In Acts 4, we see that the authorities told the apostles not to preach in Jesus’ name. But Peter and John asked back if it was right to follow God or to follow men. "We must obey God rather than men," they said.
In New Zealand, we are concerned about how we are not being allowed to gather to worship. Let us be people with strong convictions. Let us be faithful to God regardless of the outcome. Since the time of the early church, tens and thousands of people have been imprisoned for their faith--- people of strong conviction.
We live in an age of great weakness and very little conviction. People do not take their stand for truth. But we must stand up for Jesus because we love Him. We must do this because we have seen the great sacrifice that our Lord made for us.

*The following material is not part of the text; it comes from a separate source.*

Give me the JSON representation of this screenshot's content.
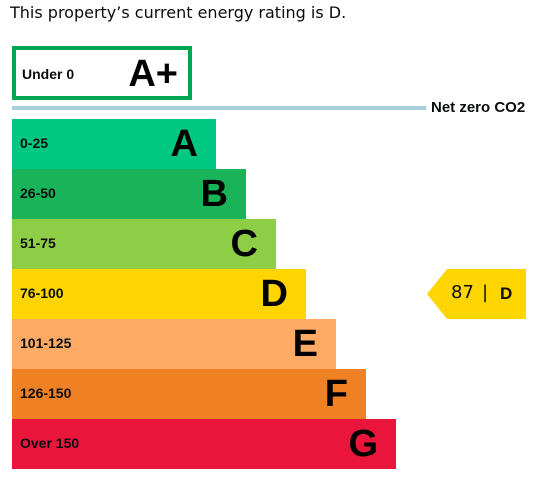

He was wounded for our transgressions and bruised for our iniquities. Should we not stand up for Him, like Daniel, like his friends, like the apostles, like John Bunyan and thousands of others?
||||| Thirdly with COMPLETE CONFIDENCE IN THEIR GOD: Our confidence must not be in ourselves and in our own ability. Daniel’s friends told the king: "OUR GOD IS ABLE to deliver us from the fiery furnace (and He will deliver us from your hand one way or other) . . . we will not bow down to the golden image . . . "
Daniel’s friends had confidence in God’s sovereign will. In Dan 6, we read how God sent His angels to shut the lions’ mouths to protect Daniel. God was with Daniel. So also in the fiery of furnace, God was with Daniel’s friends. The apostles also had that kind of confidence in God. Do we have the same confidence that God is able to deliver us?
We need CONVICTION and CONFIDENCE. Today in beautiful New Zealand, many believers around the world are meeting together secretly in caves and home. Normally they are good, law-abiding citizens. But on the Lord’s day, they break the law. Why? Because they would rather obey God rather than man. They are soldiers of the cross.
Of some such in Bible times, we read at the end of Hebrews 11: “Some were tortured, refusing to accept release, so that they might rise again to a better life. Others suffered mocking and flogging, and even chains and imprisonment. They were stoned, they were sawn in two, they were killed with the sword. They went about in skins of sheep and goats, destitute, afflicted, mistreated— of whom the world was not worthy—wandering about in deserts and mountains, and in dens and caves of the earth. And all these, though commended through their faith, did not receive what was promised, since God had provided something better for us, that apart from us they should not be made perfect.”
||||| We do not know what lies ahead for the church in this world? But what has happened to us in New Zealand these days is a wake-up call. Over the next weeks we have to watch very carefully. If we are not allowed to meet for months, we must handle the matter like Daniel and the other saints in the Bible. We must stand in the face of the enemies of the cross of Christ, saying like Martin Luther “Here I stand, I can do no other’, and like the apostles, “We must obey God rather than man.”